Do we actually 'own' our Steam games ?

According to Valve no we don't, but since no one has ever taken them to court over it, the real answer is no one knows.
 
This is an area that will gain some consumer protection very soon, likely from everyones favourite institution. It is unacceptable to have a catalogue worth £100's if not £1000's that you do not own. Apple, Amazon and Steam will moan but the EU will force the situation.
 
Gabe is a billionaire, I don't see them going bankrupt any time soon.

While Steam may continue being strong under Gabes leadership. Who is to say he wont sell out? Perhaps to EA!!! I am sure EA would want to get their grubby mitts on Steam.
 
If EA bought Steam, then steam going bankrupt would be a possibility :P I can see hordes of people uninstalling it or trying to get their games away from it haha.

Doesnt EA have some part in Origin?
 
If you read the steam terms and conditions what you're actually buying is a subscription that they can revoke at any time :eek:

Steam and your Subscription(s) require the automatic download and installation of Software onto your computer. Valve hereby grants, and you accept, a limited, terminable, non-exclusive license and right to use the Software for your personal use in accordance with this Agreement, including the Subscription Terms. The Software is licensed, not sold. Your license confers no title or ownership in the Software. To make use of the Software, you must have a Steam Account and you may be required to be running the Steam client and maintaining a connection to the Internet.
 
So what happens if you purchase a retail copy from a supermarket, games store, amazon or from another website, do we not own it then?
 
you own the media and a licence to use the code, not the software itself. So if it needs their servers to activate or run your still stuffed if they go bust
 

But in practice it doesnt matter because, titles with activation aside, once you get into your house with your physical media the entire internet could explode, the company could go bust and everyone on the planet but you could die and you'd still be able to play it. The fact it isnt 'yours' is just a technicality rather than a very real issue in the way Steam is.
 
[TW]Fox;23425240 said:
But in practice it doesnt matter because, titles with activation aside, once you get into your house with your physical media the entire internet could explode, the company could go bust and everyone on the planet but you could die and you'd still be able to play it. The fact it isnt 'yours' is just a technicality rather than a very real issue in the way Steam is.
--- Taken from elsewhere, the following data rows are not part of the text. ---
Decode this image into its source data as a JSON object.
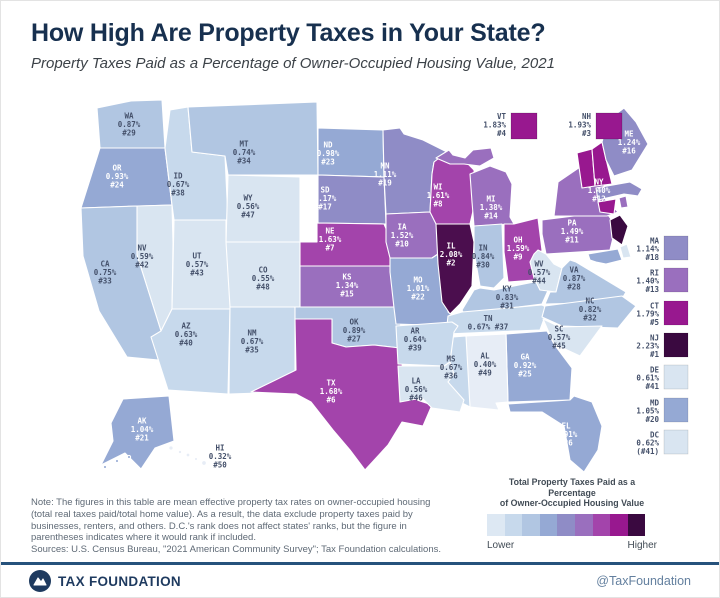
{
  "header": {
    "title": "How High Are Property Taxes in Your State?",
    "subtitle": "Property Taxes Paid as a Percentage of Owner-Occupied Housing Value, 2021"
  },
  "map": {
    "states": [
      {
        "code": "WA",
        "value": "0.87%",
        "rank": "#29",
        "fill": "#b1c6e2",
        "text": "#44506a"
      },
      {
        "code": "OR",
        "value": "0.93%",
        "rank": "#24",
        "fill": "#95a9d4",
        "text": "#ffffff"
      },
      {
        "code": "CA",
        "value": "0.75%",
        "rank": "#33",
        "fill": "#b1c6e2",
        "text": "#44506a"
      },
      {
        "code": "NV",
        "value": "0.59%",
        "rank": "#42",
        "fill": "#d9e5f1",
        "text": "#44506a"
      },
      {
        "code": "ID",
        "value": "0.67%",
        "rank": "#38",
        "fill": "#c7d9ec",
        "text": "#44506a"
      },
      {
        "code": "UT",
        "value": "0.57%",
        "rank": "#43",
        "fill": "#d9e5f1",
        "text": "#44506a"
      },
      {
        "code": "AZ",
        "value": "0.63%",
        "rank": "#40",
        "fill": "#c7d9ec",
        "text": "#44506a"
      },
      {
        "code": "MT",
        "value": "0.74%",
        "rank": "#34",
        "fill": "#b1c6e2",
        "text": "#44506a"
      },
      {
        "code": "WY",
        "value": "0.56%",
        "rank": "#47",
        "fill": "#d9e5f1",
        "text": "#44506a"
      },
      {
        "code": "CO",
        "value": "0.55%",
        "rank": "#48",
        "fill": "#d9e5f1",
        "text": "#44506a"
      },
      {
        "code": "NM",
        "value": "0.67%",
        "rank": "#35",
        "fill": "#c7d9ec",
        "text": "#44506a"
      },
      {
        "code": "ND",
        "value": "0.98%",
        "rank": "#23",
        "fill": "#95a9d4",
        "text": "#ffffff"
      },
      {
        "code": "SD",
        "value": "1.17%",
        "rank": "#17",
        "fill": "#8f8cc6",
        "text": "#ffffff"
      },
      {
        "code": "NE",
        "value": "1.63%",
        "rank": "#7",
        "fill": "#a344ab",
        "text": "#ffffff"
      },
      {
        "code": "KS",
        "value": "1.34%",
        "rank": "#15",
        "fill": "#9a6fbe",
        "text": "#ffffff"
      },
      {
        "code": "OK",
        "value": "0.89%",
        "rank": "#27",
        "fill": "#b1c6e2",
        "text": "#44506a"
      },
      {
        "code": "TX",
        "value": "1.68%",
        "rank": "#6",
        "fill": "#a344ab",
        "text": "#ffffff"
      },
      {
        "code": "MN",
        "value": "1.11%",
        "rank": "#19",
        "fill": "#8f8cc6",
        "text": "#ffffff"
      },
      {
        "code": "IA",
        "value": "1.52%",
        "rank": "#10",
        "fill": "#9a6fbe",
        "text": "#ffffff"
      },
      {
        "code": "MO",
        "value": "1.01%",
        "rank": "#22",
        "fill": "#95a9d4",
        "text": "#ffffff"
      },
      {
        "code": "AR",
        "value": "0.64%",
        "rank": "#39",
        "fill": "#c7d9ec",
        "text": "#44506a"
      },
      {
        "code": "LA",
        "value": "0.56%",
        "rank": "#46",
        "fill": "#d9e5f1",
        "text": "#44506a"
      },
      {
        "code": "WI",
        "value": "1.61%",
        "rank": "#8",
        "fill": "#a344ab",
        "text": "#ffffff"
      },
      {
        "code": "IL",
        "value": "2.08%",
        "rank": "#2",
        "fill": "#4b0e4e",
        "text": "#ffffff"
      },
      {
        "code": "MI",
        "value": "1.38%",
        "rank": "#14",
        "fill": "#9a6fbe",
        "text": "#ffffff"
      },
      {
        "code": "IN",
        "value": "0.84%",
        "rank": "#30",
        "fill": "#b1c6e2",
        "text": "#44506a"
      },
      {
        "code": "OH",
        "value": "1.59%",
        "rank": "#9",
        "fill": "#a344ab",
        "text": "#ffffff"
      },
      {
        "code": "KY",
        "value": "0.83%",
        "rank": "#31",
        "fill": "#b1c6e2",
        "text": "#44506a"
      },
      {
        "code": "TN",
        "value": "0.67%",
        "rank": "#37",
        "fill": "#c7d9ec",
        "text": "#44506a"
      },
      {
        "code": "WV",
        "value": "0.57%",
        "rank": "#44",
        "fill": "#d9e5f1",
        "text": "#44506a"
      },
      {
        "code": "VA",
        "value": "0.87%",
        "rank": "#28",
        "fill": "#b1c6e2",
        "text": "#44506a"
      },
      {
        "code": "NC",
        "value": "0.82%",
        "rank": "#32",
        "fill": "#b1c6e2",
        "text": "#44506a"
      },
      {
        "code": "SC",
        "value": "0.57%",
        "rank": "#45",
        "fill": "#d9e5f1",
        "text": "#44506a"
      },
      {
        "code": "GA",
        "value": "0.92%",
        "rank": "#25",
        "fill": "#95a9d4",
        "text": "#ffffff"
      },
      {
        "code": "AL",
        "value": "0.40%",
        "rank": "#49",
        "fill": "#e7edf6",
        "text": "#44506a"
      },
      {
        "code": "MS",
        "value": "0.67%",
        "rank": "#36",
        "fill": "#c7d9ec",
        "text": "#44506a"
      },
      {
        "code": "FL",
        "value": "0.91%",
        "rank": "#26",
        "fill": "#95a9d4",
        "text": "#ffffff"
      },
      {
        "code": "PA",
        "value": "1.49%",
        "rank": "#11",
        "fill": "#9a6fbe",
        "text": "#ffffff"
      },
      {
        "code": "NY",
        "value": "1.40%",
        "rank": "#12",
        "fill": "#9a6fbe",
        "text": "#ffffff"
      },
      {
        "code": "ME",
        "value": "1.24%",
        "rank": "#16",
        "fill": "#8f8cc6",
        "text": "#ffffff"
      },
      {
        "code": "AK",
        "value": "1.04%",
        "rank": "#21",
        "fill": "#95a9d4",
        "text": "#ffffff"
      },
      {
        "code": "HI",
        "value": "0.32%",
        "rank": "#50",
        "fill": "#e7edf6",
        "text": "#44506a"
      },
      {
        "code": "VT",
        "value": "1.83%",
        "rank": "#4",
        "fill": "#98188f",
        "text": "#44506a"
      },
      {
        "code": "NH",
        "value": "1.93%",
        "rank": "#3",
        "fill": "#98188f",
        "text": "#44506a"
      },
      {
        "code": "MA",
        "value": "1.14%",
        "rank": "#18",
        "fill": "#8f8cc6",
        "text": "#44506a"
      },
      {
        "code": "RI",
        "value": "1.40%",
        "rank": "#13",
        "fill": "#9a6fbe",
        "text": "#44506a"
      },
      {
        "code": "CT",
        "value": "1.79%",
        "rank": "#5",
        "fill": "#98188f",
        "text": "#44506a"
      },
      {
        "code": "NJ",
        "value": "2.23%",
        "rank": "#1",
        "fill": "#3a0940",
        "text": "#44506a"
      },
      {
        "code": "DE",
        "value": "0.61%",
        "rank": "#41",
        "fill": "#d9e5f1",
        "text": "#44506a"
      },
      {
        "code": "MD",
        "value": "1.05%",
        "rank": "#20",
        "fill": "#95a9d4",
        "text": "#44506a"
      },
      {
        "code": "DC",
        "value": "0.62%",
        "rank": "(#41)",
        "fill": "#d9e5f1",
        "text": "#44506a"
      }
    ],
    "callouts": [
      "VT",
      "NH"
    ],
    "side_list": [
      "MA",
      "RI",
      "CT",
      "NJ",
      "DE",
      "MD",
      "DC"
    ]
  },
  "legend": {
    "title1": "Total Property Taxes Paid as a Percentage",
    "title2": "of Owner-Occupied Housing Value",
    "lower": "Lower",
    "higher": "Higher",
    "scale": [
      "#dde8f3",
      "#c7d9ec",
      "#b1c6e2",
      "#95a9d4",
      "#8f8cc6",
      "#9a6fbe",
      "#a344ab",
      "#98188f",
      "#3a0940"
    ]
  },
  "notes": {
    "lines": [
      "Note: The figures in this table are mean effective property tax rates on owner-occupied housing",
      "(total real taxes paid/total home value). As a result, the data exclude property taxes paid by",
      "businesses, renters, and others. D.C.'s rank does not affect states' ranks, but the figure in",
      "parentheses indicates where it would rank if included.",
      "Sources: U.S. Census Bureau, \"2021 American Community Survey\"; Tax Foundation calculations."
    ]
  },
  "footer": {
    "brand": "TAX FOUNDATION",
    "handle": "@TaxFoundation",
    "accent": "#1e3a5f"
  }
}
Steam in offline mode :D Can still play then, providing it's not online.
 
If Steam vanishes we're all screwed. Valve would have to slowly lose their stranglehold on the PC gaming market for them not to be in a position to be bought out in the event they somehow ran out of money. However at the moment they've got a license to print money (Gabe is up there with the richest) so the chances of that happening just seem so slim.
 
I'd disagree with that. I once got Medieval: Total War in a Steam sale for £1.49. It was a 12GB download. Servers and bandwidth costs money and I don't see how Steam turned a profit on that sale.

Valve/Steam probably pay a bit more for their hosting but to put it into perspective my servers are on a pretty good host and unlimited 100Mbit is under £200/m and if I was paying overage then 12GB would cost pence. (this is a good quality host with multiple 10Gig connections and you actually see full throughput on a 100Mbit NIC 99% of the time).

Sadly there are still people who pay incredible amounts of money for "professional" hosting and 20-30GB would cost them £10s or even £100 :|
 
People are speaking as though Valve will go bust any time soon (such as 'install all your games just in case') lol. People also claim Gabe will sell out to EA, when Valve make him more money in a year than what he'd ever get paid for his company. Yep, this has the makings of a mindblowing thread.